What is The Metamorphosis actually about?

Gregor Samsa, a traveling salesman supporting his family, wakes one morning transformed into a giant insect. Kafka spends almost no time on how or why. The real story is what happens next: Gregor's growing isolation, his family's shift from shock to resentment to relief, and the quiet horror of being a burden. It reads as a story about alienation, duty, and a body that no longer fits the life expected of it.

How long is The Metamorphosis?

It's a novella, roughly 70 to 90 pages depending on the edition and translation. Most readers finish it in one or two sittings. That brevity is part of its power: the premise never gets explained or padded out. Of the books here, The Stranger and Notes from Underground are the closest in length; The Trial and The Unbearable Lightness of Being are full novels.

What should I read first by Kafka?

The Metamorphosis is the usual starting point, and a fine one. After it, The Trial is the obvious next step: longer, but the same nightmare logic of an ordinary man crushed by a system he cannot understand. His short stories (In the Penal Colony, A Hunger Artist, The Judgment) are also excellent entry points if you want more of the concentrated, parable-like Kafka in small doses.

Is The Metamorphosis existentialism or absurdism?

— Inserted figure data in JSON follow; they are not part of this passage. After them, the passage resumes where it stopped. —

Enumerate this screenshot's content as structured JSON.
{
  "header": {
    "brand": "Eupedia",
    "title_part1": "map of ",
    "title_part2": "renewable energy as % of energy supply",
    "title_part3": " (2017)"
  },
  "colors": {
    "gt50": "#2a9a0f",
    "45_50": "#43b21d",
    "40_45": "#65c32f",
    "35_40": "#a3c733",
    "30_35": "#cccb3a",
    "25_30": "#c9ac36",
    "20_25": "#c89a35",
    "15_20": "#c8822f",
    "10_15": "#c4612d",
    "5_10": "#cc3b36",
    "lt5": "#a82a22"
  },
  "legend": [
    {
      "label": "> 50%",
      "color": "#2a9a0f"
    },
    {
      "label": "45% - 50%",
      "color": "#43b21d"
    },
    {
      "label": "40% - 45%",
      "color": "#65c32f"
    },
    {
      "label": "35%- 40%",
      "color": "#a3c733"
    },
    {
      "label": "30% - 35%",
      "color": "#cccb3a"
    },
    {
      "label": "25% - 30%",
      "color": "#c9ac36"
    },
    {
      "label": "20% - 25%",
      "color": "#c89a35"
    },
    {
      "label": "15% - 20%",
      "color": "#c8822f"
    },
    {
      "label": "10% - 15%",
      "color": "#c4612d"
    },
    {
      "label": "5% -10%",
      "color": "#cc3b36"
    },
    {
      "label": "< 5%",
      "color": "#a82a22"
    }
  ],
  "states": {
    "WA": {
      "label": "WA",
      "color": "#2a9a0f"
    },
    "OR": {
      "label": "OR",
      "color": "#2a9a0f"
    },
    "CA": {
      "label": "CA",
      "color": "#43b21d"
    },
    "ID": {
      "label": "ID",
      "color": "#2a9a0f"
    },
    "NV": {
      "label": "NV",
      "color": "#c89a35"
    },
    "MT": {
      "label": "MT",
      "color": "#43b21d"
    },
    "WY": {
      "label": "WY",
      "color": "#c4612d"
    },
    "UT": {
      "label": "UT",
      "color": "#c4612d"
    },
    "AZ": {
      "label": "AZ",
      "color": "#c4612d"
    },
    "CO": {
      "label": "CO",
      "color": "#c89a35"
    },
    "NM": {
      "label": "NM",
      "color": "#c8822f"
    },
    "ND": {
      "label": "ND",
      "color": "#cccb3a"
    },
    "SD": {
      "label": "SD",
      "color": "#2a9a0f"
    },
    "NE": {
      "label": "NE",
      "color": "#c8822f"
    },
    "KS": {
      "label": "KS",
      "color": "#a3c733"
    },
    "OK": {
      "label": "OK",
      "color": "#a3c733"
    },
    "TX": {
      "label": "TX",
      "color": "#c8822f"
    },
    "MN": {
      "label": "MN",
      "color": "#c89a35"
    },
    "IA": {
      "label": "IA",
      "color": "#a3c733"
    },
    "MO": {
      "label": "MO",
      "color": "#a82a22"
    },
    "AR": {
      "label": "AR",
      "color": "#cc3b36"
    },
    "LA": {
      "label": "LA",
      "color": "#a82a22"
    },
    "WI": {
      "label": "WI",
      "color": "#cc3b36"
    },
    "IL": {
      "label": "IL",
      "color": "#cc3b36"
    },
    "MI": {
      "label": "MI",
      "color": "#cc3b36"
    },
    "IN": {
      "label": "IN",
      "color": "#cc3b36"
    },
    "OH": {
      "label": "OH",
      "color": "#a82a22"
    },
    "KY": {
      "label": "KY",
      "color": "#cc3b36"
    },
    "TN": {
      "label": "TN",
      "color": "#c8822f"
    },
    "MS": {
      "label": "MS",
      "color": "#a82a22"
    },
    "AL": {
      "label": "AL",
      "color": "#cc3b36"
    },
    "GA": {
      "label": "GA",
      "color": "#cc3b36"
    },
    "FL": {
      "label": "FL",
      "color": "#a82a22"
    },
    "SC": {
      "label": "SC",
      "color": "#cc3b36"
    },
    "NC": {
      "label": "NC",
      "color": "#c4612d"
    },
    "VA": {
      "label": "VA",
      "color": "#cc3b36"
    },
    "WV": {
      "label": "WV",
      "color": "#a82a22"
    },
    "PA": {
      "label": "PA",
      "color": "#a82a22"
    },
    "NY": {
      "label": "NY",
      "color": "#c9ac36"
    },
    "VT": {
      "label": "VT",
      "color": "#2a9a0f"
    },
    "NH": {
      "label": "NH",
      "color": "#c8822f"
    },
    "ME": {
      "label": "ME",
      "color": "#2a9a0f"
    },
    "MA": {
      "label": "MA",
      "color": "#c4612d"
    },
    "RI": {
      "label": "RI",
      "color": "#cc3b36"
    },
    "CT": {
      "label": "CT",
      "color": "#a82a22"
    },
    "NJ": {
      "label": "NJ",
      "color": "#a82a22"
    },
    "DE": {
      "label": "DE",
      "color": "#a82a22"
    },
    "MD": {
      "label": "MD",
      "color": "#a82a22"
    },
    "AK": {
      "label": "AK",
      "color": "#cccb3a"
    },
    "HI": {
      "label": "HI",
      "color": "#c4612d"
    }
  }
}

Kafka predates both labels and resists them, but the book gets claimed by both. It's most often read as absurdist: a meaningless, unexplained event the characters must simply live with. It also shares existentialism's concern with alienation and a life defined by obligation. On this list, The Stranger leans absurdist, while Notes from Underground and The Unbearable Lightness of Being lean existential.